Come previsto da settimane di sondaggi sembra che il vincitore delle presidenziali sarà il magnate Petro Poroshenko, il quale avrebbe già strappato la vittoria al primo turno con una percentuale superiore al 55%. Per molti un uomo come lui sembra essere l’uomo giusto per mediare le profonde divisioni politiche, essendo un uomo incline al compromesso, o meglio un oligarca veramente adatto a tutte le stagioni.

Poroshenko, originario di Odessa, è meglio conosciuto come il ‘re del cioccolato’ per via del suo grande impero dolciario, che lo ha reso uno degli uomini più ricchi del paese. La sua carriera non si distingue perciò molto da quella di altri businessmen ucraini, che sono accomunati da imperi estesi in più ambiti e da un’affiliazione politica che varia a seconda di come soffi il vento.
La sua carriera politica iniziò infatti al fianco dell’ex presidente Leonid Kuchma, allontanandosene per poi ritornarvi, salvo poi rompere con il ‘delfino’ Yanukovich per appoggiare la Rivoluzione Arancione del 2004 di Yushenko, sostenendolo con la sua emittente televisiva 5 Kanal. Dopo il fallimento della prima esperienza rivoluzionaria si riavvicinò a Yanukovich, del quale diventerà persino ministro del Commercio, ma non esiterà a schierarsi con Euromaidan, che inizierà fin da subito a fare il suo nome come possibile figura guida del nuovo corso.
Perché proprio lui? A differenza di altri suoi importanti colleghi, Poroshenko rappresenta probabilmente la giusta misura per uno Stato che solo nel suo nome – ‘Ucraina’ slavo antico significa ‘regione di frontiera’ – raccoglie tutte le difficoltà di come collocarsi in mezzo a due mondi. Troppo filoccidentale la Thymoshenko, che non sarebbe riuscita ad ottenere neppure un 20% di preferenze; troppo controverso il ‘re di Donetsk’ Rinet Akhmetov, un oligarca sicuramente più potente di Poroshenko, il cui appoggio al governo centrale ha però fatto infuriare i filorussi che ieri gli hanno impedito persino di andare a votare.

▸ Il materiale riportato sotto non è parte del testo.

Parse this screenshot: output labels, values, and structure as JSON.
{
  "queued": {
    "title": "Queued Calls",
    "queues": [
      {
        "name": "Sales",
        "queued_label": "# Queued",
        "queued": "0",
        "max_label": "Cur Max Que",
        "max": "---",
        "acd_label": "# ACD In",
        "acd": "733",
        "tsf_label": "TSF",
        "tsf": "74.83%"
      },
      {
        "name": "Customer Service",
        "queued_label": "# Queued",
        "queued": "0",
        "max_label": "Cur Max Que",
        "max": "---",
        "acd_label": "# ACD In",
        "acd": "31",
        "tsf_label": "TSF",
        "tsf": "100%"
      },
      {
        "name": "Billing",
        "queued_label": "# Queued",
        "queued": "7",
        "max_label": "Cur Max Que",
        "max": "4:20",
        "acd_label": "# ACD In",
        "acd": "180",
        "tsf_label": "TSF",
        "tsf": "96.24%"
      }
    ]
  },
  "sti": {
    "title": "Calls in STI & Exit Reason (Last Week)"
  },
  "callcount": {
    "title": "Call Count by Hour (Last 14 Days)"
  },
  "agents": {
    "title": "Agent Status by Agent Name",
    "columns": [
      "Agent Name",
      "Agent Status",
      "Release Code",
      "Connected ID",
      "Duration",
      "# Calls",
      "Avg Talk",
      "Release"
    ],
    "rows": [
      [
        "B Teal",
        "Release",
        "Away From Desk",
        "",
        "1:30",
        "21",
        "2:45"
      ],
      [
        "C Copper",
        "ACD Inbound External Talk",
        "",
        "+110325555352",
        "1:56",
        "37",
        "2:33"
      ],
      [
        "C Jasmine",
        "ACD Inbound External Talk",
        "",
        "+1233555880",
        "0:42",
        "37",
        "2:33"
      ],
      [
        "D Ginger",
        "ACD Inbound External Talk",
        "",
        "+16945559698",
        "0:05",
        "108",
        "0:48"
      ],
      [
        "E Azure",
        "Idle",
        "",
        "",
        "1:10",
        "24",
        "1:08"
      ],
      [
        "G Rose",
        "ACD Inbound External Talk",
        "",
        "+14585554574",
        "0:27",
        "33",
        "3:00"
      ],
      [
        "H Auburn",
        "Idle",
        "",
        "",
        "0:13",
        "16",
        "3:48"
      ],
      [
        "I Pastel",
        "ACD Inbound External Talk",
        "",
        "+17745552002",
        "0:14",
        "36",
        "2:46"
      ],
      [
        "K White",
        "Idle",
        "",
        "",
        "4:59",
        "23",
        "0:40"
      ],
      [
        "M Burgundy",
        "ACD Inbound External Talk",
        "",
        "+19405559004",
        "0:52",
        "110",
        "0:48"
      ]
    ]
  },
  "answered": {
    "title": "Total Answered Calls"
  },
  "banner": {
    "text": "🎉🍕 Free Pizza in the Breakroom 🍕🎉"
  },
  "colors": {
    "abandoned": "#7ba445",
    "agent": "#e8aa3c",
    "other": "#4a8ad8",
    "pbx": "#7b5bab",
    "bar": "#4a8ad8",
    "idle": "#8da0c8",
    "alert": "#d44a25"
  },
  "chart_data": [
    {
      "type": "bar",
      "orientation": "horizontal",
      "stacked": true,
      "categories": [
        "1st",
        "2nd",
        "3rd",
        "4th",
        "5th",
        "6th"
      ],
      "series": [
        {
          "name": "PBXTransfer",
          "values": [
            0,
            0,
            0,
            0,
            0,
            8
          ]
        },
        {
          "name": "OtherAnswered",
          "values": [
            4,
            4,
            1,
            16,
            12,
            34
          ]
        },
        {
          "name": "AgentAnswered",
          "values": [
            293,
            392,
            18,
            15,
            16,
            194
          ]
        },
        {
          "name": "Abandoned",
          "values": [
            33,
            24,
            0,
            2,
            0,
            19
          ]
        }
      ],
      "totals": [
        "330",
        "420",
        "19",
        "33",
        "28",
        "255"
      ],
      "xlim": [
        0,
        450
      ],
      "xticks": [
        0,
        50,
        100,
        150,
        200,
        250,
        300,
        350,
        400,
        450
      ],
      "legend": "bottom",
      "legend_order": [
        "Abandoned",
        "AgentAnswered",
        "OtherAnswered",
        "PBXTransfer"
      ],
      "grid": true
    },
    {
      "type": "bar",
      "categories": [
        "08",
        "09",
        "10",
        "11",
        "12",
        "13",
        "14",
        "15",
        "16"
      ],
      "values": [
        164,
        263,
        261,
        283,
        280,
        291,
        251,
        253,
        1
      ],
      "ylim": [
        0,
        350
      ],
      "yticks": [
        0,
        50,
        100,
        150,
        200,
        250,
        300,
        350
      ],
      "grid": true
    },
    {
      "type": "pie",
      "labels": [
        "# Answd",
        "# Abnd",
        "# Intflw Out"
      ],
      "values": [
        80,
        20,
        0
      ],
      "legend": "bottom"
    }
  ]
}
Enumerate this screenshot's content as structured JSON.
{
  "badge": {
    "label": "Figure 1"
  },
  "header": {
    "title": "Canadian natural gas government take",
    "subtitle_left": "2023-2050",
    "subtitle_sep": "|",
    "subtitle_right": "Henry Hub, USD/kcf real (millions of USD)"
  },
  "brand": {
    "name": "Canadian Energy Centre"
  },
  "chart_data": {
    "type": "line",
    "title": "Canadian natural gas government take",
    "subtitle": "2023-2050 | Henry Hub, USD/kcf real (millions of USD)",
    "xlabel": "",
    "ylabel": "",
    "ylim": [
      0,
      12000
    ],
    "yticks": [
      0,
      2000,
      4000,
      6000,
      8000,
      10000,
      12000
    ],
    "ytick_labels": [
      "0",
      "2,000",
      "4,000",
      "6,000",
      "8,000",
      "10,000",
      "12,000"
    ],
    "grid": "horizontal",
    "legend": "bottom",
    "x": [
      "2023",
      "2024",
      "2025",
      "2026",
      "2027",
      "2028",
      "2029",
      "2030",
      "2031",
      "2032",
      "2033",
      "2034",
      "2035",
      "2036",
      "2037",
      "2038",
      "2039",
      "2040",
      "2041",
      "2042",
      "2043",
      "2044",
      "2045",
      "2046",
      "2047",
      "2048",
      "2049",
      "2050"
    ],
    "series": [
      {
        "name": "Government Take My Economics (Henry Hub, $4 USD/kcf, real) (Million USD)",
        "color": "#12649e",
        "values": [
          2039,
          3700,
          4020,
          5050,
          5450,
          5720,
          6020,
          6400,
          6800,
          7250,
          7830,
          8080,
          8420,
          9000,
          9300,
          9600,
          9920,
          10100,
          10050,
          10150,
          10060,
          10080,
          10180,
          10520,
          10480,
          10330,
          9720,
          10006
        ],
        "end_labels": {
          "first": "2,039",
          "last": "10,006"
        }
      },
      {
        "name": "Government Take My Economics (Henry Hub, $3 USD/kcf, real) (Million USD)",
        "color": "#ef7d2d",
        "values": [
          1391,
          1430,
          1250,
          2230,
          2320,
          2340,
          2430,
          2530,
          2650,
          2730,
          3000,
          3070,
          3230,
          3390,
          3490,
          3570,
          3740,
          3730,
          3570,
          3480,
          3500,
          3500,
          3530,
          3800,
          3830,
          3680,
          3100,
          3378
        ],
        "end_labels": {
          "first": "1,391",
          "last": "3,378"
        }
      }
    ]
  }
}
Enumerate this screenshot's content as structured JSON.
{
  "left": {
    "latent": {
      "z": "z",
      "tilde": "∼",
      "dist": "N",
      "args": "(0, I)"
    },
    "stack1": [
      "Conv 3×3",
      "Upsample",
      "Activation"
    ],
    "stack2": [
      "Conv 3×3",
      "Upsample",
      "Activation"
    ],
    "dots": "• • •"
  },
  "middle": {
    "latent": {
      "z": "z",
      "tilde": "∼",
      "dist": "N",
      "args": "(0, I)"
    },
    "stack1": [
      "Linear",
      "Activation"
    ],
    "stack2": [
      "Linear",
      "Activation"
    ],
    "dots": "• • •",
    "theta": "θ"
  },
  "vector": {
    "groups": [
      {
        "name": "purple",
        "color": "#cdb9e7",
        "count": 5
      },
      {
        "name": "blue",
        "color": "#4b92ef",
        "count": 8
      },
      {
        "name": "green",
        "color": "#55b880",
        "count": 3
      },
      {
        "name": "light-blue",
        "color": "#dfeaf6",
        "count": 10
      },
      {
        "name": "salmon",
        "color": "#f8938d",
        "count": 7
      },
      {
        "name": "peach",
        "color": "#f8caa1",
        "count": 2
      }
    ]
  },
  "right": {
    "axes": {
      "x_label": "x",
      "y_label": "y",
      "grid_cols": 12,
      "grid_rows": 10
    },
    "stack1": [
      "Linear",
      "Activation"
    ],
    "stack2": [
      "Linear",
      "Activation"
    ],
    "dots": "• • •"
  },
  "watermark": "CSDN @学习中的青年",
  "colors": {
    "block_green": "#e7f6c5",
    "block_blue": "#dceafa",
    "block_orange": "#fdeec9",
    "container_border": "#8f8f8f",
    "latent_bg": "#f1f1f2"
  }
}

La posizione di Poroshenko al contrario tenta di accontentare tutti ribadendo il processo d’integrazione in Europa, ma ribadendo allo stesso tempo che l’adesione alla NATO per ora è fuori discussione e che è necessario mantenere un buon rapporto con il vicino russo. E puntuale arriva il sostegno sia da parte dell’Occidente, che si dice soddisfatto dell’andamento delle elezioni, che del ministro degli Esteri russo Lavrov, il quale si dice pronto a dialogare con il nuovo presidente.
Certo, rimangono dei punti ancora in sospeso. Come prima cosa le questioni di sovranità nazionale, iniziando dalla Crimea, che Poroshenko continua a considerare appartenente all’Ucraina, o le regioni dell’est, dove ancora si combatte e si muore, com’è accaduto in questi giorni a Sloviansk ad un fotoreporter italiano, Andrea Rocchelli. Per finire con un regime che nonostante gli sconvolgimenti di febbraio continua ad essere dominato da una cricca di oligarchi che no hanno problemi a scambiarsi le poltrone, purché non sia messo a repentaglio il sistema. Quello che poteva accadere se Yanukovich si fosse avvicinato troppo a Putin, celebre proprio per aver spazzato gli oligarchi che avevano paralizzato la Russia negli anni Novanta. Ma il pericolo per gli oligarchi è in agguato anche nel caso in cui il paese si avvicinasse troppo all’Europa, la quale dopo i generosi aiuti potrebbe chiedere delle riforme alla lunga incompatibili con i loro interessi acquisiti. Il futuro della presidenza Poroshenko ci dirà se Euromaidan avrà rappresentato davvero una svolta per l’Ucraina o l’ennesimo flop come lo fu la rivoluzione arancione di dieci anni fa. E con questi elementi purtroppo il sospetto che si voglia cambiare tutto affinché nulla cambi resta quello prevalente.